Enhanced photocatalytic aerobic oxidative desulfurization of diesel over FeMo6Ox nanoclusters decorated on CuS nanosheets

Photocatalytic aerobic oxidative desulfurization (PAODS) presents a promising and carbon-neutral avenue for desulfurizing petroleum products. However, existing photocatalysts encounter limitations in activating oxygen and show sluggish kinetics in sulfide-to-sulfone conversion, hampering widespread implementation. Herein, we present a FeMo6Ox nanocluster-modified CuS photocatalyst for PAODS reaction using air as an oxygen source.
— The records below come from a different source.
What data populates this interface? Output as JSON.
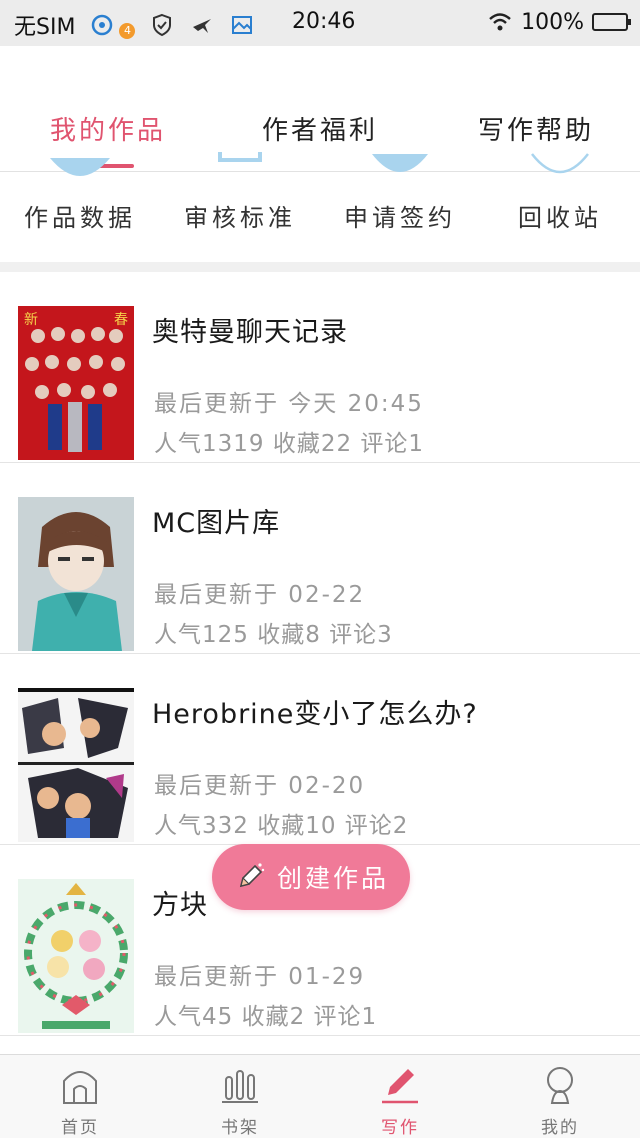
{
  "status_bar": {
    "carrier": "无SIM",
    "notification_count": "4",
    "time": "20:46",
    "battery": "100%"
  },
  "tabs": [
    {
      "label": "我的作品",
      "active": true
    },
    {
      "label": "作者福利",
      "active": false
    },
    {
      "label": "写作帮助",
      "active": false
    }
  ],
  "shortcuts": [
    {
      "label": "作品数据"
    },
    {
      "label": "审核标准"
    },
    {
      "label": "申请签约"
    },
    {
      "label": "回收站"
    }
  ],
  "works": [
    {
      "title": "奥特曼聊天记录",
      "updated": "最后更新于 今天 20:45",
      "stats": "人气1319 收藏22 评论1"
    },
    {
      "title": "MC图片库",
      "updated": "最后更新于 02-22",
      "stats": "人气125 收藏8 评论3"
    },
    {
      "title": "Herobrine变小了怎么办?",
      "updated": "最后更新于 02-20",
      "stats": "人气332 收藏10 评论2"
    },
    {
      "title": "方块",
      "updated": "最后更新于 01-29",
      "stats": "人气45 收藏2 评论1"
    }
  ],
  "fab": {
    "label": "创建作品"
  },
  "bottom_nav": [
    {
      "label": "首页",
      "icon": "home-icon"
    },
    {
      "label": "书架",
      "icon": "bookshelf-icon"
    },
    {
      "label": "写作",
      "icon": "pen-icon",
      "active": true
    },
    {
      "label": "我的",
      "icon": "profile-icon"
    }
  ],
  "colors": {
    "accent": "#e0546f",
    "fab": "#f07a98",
    "shortcut_arc": "#a9d4ee"
  }
}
Through experimental characterization and density functional theory (DFT) calculations, we elucidate that the incorporation of FeMo6Ox nanoclusters can modulate the CuS electron density, which results in the generation of electron trap states and facilitates the separation of electron-hole pairs. We show that the variation of water content in air alters the generation efficiency of different reactive oxygen species (ROS), highlighting the potential to optimize moisture levels for achieving the highest catalytic efficiency. The optimized catalytic system exhibits a record specific activity of 10.42 mmol g−1 h−1, and more importantly, achieves deep desulfurization of authentic diesel, showcasing its appealing application prospects.